If you have had access to the internet for the past year, you are probably aware of the feud between Apple and Samsung over the latter’s supposed theft of features from the iPad and iPhone. Apple won the lawsuit in the United States, meriting a 1 billion dollar fine from Samsung but now, Apple lost its appeal at the U.K. High Court. This required Apple to publish a notice on their U.K. website’s homepage that stated the court’s finding that Samsung did not borrow its patents. Apple used it as a clever way to slam the competitor. Originally, it was ruled that Apple must have that notice up on its U.K. website, as well as some printed publications in the United Kingdom for one month. Apple complied by adding a small link at the bottom the page that said “Samsung/Apple UK judgment” to verify that Samsung did not break any laws in the U.K.
The statement was written to appear like a sort of advertisement for Apple. Here are some excerpts from the message Apple posted:
Samsung / Apple UK judgment
“On 9th July 2012 the High Court of Justice of England and Wales ruled that Samsung Electronic (UK) Limited’s Galaxy Tablet Computer, namely the Galaxy Tab 10.1, Tab 8.9 and Tab 7.7 do not infringe Apple’s registered design No. 0000181607-0001.
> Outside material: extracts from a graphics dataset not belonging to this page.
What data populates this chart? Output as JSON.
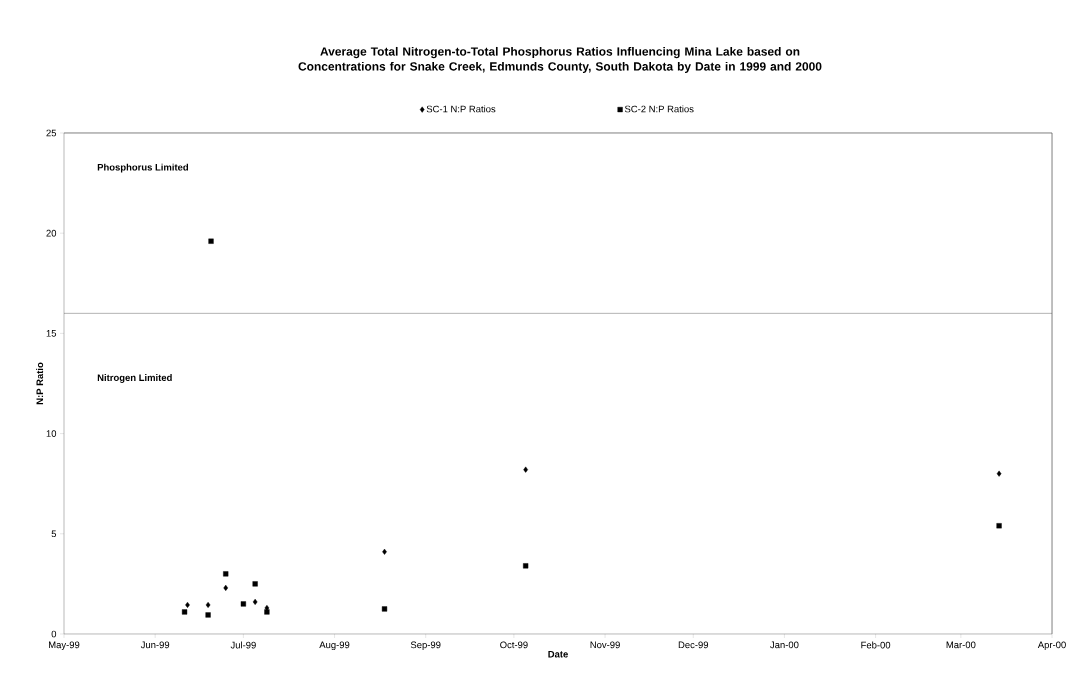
{
  "chart_data": {
    "type": "scatter",
    "title": "Average Total Nitrogen-to-Total Phosphorus Ratios Influencing Mina Lake based on Concentrations for Snake Creek, Edmunds County, South Dakota by Date in 1999 and 2000",
    "xlabel": "Date",
    "ylabel": "N:P Ratio",
    "series": [
      {
        "name": "SC-1 N:P Ratios",
        "color": "#000000",
        "marker": "diamond",
        "x": [
          "1999-06-12",
          "1999-06-19",
          "1999-06-25",
          "1999-07-05",
          "1999-07-09",
          "1999-08-18",
          "1999-10-05",
          "2000-03-14"
        ],
        "values": [
          1.45,
          1.45,
          2.3,
          1.6,
          1.3,
          4.1,
          8.2,
          8.0
        ]
      },
      {
        "name": "SC-2 N:P Ratios",
        "color": "#000000",
        "marker": "square",
        "x": [
          "1999-06-11",
          "1999-06-19",
          "1999-06-20",
          "1999-06-25",
          "1999-07-01",
          "1999-07-05",
          "1999-07-09",
          "1999-08-18",
          "1999-10-05",
          "2000-03-14"
        ],
        "values": [
          1.1,
          0.95,
          19.6,
          3.0,
          1.5,
          2.5,
          1.1,
          1.25,
          3.4,
          5.4
        ]
      }
    ],
    "annotations": [
      "Phosphorus Limited",
      "Nitrogen Limited"
    ],
    "ref_lines": [
      {
        "axis": "y",
        "value": 16,
        "color": "#404040"
      }
    ],
    "xlim": [
      "1999-05-01",
      "2000-04-01"
    ],
    "xticks": [
      {
        "value": "1999-05-01",
        "label": "May-99"
      },
      {
        "value": "1999-06-01",
        "label": "Jun-99"
      },
      {
        "value": "1999-07-01",
        "label": "Jul-99"
      },
      {
        "value": "1999-08-01",
        "label": "Aug-99"
      },
      {
        "value": "1999-09-01",
        "label": "Sep-99"
      },
      {
        "value": "1999-10-01",
        "label": "Oct-99"
      },
      {
        "value": "1999-11-01",
        "label": "Nov-99"
      },
      {
        "value": "1999-12-01",
        "label": "Dec-99"
      },
      {
        "value": "2000-01-01",
        "label": "Jan-00"
      },
      {
        "value": "2000-02-01",
        "label": "Feb-00"
      },
      {
        "value": "2000-03-01",
        "label": "Mar-00"
      },
      {
        "value": "2000-04-01",
        "label": "Apr-00"
      }
    ],
    "ylim": [
      0,
      25
    ],
    "yticks": [
      0,
      5,
      10,
      15,
      20,
      25
    ],
    "legend": "top",
    "grid": false
  }
}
…In the ruling, the judge made several important points comparing the designs of the Apple and Samsung products:
“The informed user’s overall impression of each of the Samsung Galaxy Tablets is the following. From the front they belong to the family which includes the Apple design; but the Samsung products are very thin, almost insubstantial members of that family with unusual details on the back. They do not have the same understated and extreme simplicity which is possessed by the Apple design. They are not as cool.”
They were ordered to remove the statement and Apple has since updated and edited its apology to Samsung after a U.K. Court of Appeal found it to be “untrue” and “incorrect”. Robin Jacob, the U.K. appeals court judge said that he was “…at a loss that a company such as Apple would do this,” also adding that Apple had breached their order by saying what they did on their U.K. website.
Here is the revised statement on Apple’s U.K. website:
On 9th July 2012 the High Court of Justice of England and Wales ruled that Samsung Electronic (UK) Limited’s Galaxy Tablet Computer, namely the Galaxy Tab 10.1, Tab 8.9 and Tab 7.7 do not infringe Apple’s registered design No. 0000181607-0001. A copy of the full judgment of the High court is available on the following link www.bailii.org/ew/cases/EWHC/Patents/2012/1882.html. That Judgment has effect throughout the European Union and was upheld by the Court of Appeal on 18 October 2012. A copy of the Court of Appeal’s judgment is available on the following link www.bailii.org/ew/cases/EWCA/Civ/2012/1339.html. There is no injunction in respect of the registered design in force anywhere in Europe.